The late unpleasantness in Japan has recently focused our attention on homemade radiation detectors. These are often lumped together under the term “Geiger counter,” but in fact there is more than one way to skin that particular cat. A “Geiger counter,” formally, is a radation-sensitive instrument that uses a Geiger-Müller tube to detect the tiny electrical charges produced when radiation in the environment knocks electrons off atoms of a low-pressure gas sealed inside a glass tube…
A scintillation detector, like that inside the military surplus DT-590A/PDR-56F probe shown above, works by an entirely different principle—that is, optically, rather than electronically. Some transparent solids, called scintillators, emit tiny flashes of visible light when their molecules interact with environmental radiation, and though these flashes are usually too dim to see with the naked eye, if you seal a chunk of scintillator in a dark case, behind a window that passes high-energy radiation but not visible light, you can see them with a photomultiplier tube. The associated electronics have to A) power the photomultiplier and B) read its output into audible “clicks” or other discrete, countable signal events.
Because the detecting volume in a scintillator is a solid, rather than a rareified gas, scintillation detectors are much more sensitive than Geiger counters, especially when it comes to detecting gamma rays. While a typical Geiger-Müller tube reacts to less than 1% of the gamma rays that penetrate it, the comparatively dense atomic lattice of a scintillator crystal will interact with practically all of them.

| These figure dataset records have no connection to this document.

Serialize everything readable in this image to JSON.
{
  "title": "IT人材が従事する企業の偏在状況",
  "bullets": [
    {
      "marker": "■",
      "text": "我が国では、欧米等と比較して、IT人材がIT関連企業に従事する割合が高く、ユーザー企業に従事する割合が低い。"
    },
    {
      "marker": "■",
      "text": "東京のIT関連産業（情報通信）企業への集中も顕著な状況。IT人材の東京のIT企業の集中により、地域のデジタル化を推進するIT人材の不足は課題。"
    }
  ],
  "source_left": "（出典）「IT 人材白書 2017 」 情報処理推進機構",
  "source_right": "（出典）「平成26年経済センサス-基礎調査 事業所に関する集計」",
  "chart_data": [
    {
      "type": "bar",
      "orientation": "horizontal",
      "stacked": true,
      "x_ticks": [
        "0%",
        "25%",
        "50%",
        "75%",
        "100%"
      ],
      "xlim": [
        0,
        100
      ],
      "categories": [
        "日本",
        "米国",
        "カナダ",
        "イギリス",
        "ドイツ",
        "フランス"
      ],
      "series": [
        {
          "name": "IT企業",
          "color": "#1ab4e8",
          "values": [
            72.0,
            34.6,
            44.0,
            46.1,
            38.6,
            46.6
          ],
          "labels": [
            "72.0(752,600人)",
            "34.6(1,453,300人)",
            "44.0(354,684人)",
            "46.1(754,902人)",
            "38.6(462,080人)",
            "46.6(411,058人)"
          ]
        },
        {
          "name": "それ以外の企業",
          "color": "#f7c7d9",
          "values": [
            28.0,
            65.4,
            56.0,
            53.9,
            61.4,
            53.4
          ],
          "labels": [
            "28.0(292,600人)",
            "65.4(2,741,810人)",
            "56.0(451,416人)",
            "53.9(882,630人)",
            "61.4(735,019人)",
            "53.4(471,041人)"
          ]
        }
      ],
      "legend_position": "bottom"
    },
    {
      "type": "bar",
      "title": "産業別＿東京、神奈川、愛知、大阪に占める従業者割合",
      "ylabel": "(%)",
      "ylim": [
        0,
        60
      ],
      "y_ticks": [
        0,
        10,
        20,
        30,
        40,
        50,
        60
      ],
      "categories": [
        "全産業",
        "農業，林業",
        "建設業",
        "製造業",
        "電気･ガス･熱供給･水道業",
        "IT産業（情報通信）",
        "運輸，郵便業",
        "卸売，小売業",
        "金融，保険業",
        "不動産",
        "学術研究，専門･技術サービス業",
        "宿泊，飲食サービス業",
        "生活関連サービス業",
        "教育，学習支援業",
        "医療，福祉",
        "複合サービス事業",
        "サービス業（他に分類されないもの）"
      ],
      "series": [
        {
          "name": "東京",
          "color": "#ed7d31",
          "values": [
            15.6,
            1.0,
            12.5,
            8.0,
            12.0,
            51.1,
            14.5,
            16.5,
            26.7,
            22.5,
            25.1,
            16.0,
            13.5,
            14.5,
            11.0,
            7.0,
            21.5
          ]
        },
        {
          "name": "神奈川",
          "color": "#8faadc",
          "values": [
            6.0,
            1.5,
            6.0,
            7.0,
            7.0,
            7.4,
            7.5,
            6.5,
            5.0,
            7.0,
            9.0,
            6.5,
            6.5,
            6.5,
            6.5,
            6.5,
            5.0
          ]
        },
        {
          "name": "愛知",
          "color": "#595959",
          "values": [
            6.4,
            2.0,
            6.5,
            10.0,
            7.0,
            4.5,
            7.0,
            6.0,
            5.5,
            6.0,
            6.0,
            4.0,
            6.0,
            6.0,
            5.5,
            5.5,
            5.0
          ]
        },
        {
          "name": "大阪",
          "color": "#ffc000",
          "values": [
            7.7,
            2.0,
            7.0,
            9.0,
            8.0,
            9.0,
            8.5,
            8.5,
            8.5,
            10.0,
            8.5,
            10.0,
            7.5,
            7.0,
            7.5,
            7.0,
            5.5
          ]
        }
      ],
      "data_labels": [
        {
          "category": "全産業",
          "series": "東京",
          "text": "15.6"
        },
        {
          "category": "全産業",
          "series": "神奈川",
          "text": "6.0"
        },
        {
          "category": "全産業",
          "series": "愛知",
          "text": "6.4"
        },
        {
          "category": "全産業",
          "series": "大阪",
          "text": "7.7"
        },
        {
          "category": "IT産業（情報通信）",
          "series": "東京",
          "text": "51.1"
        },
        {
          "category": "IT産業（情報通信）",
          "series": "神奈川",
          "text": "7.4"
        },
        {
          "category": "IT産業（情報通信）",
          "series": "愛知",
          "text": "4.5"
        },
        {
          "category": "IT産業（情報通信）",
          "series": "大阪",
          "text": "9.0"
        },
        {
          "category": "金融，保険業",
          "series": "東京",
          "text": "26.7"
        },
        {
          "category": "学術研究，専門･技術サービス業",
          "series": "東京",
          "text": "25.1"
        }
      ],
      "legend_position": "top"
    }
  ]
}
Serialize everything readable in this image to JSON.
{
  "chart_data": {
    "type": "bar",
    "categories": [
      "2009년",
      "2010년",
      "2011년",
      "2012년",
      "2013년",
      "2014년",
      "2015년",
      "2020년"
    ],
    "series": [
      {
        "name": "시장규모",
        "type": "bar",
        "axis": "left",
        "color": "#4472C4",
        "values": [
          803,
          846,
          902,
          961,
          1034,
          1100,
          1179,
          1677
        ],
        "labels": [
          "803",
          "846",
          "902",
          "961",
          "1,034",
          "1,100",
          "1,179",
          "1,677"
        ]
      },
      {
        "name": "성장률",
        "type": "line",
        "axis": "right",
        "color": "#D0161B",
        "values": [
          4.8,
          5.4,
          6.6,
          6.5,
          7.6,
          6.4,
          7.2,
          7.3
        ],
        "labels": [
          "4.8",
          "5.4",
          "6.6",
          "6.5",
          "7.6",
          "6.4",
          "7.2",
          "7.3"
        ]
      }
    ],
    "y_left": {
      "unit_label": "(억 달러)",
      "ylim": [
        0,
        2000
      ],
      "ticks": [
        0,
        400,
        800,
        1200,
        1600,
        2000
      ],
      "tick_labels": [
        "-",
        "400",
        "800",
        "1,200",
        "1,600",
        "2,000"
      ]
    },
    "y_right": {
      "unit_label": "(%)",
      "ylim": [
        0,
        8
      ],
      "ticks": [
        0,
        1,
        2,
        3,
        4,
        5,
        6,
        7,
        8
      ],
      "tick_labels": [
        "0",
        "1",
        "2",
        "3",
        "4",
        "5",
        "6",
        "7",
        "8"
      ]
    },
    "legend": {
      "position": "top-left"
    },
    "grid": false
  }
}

Multi-talented engineer, scientist, and author David Prutchi has designed an excellent DIY method for converting these common military surplus scintillation probes, which were designed for detecting the very specific energies of gamma rays from plutonium fallout, into general-purpose gamma ray detectors that, in David’s words, “will outperform virtually any handheld Geiger counter in the detection of 100keV to 1.3MeV photons.” He teaches homemade power-supply and signal-processing circuits for the mlitary probe, as well as the necessary trim adjustments for the probe circuitry itself. It’s fantastically informative, well-documented work. [Thanks, David!]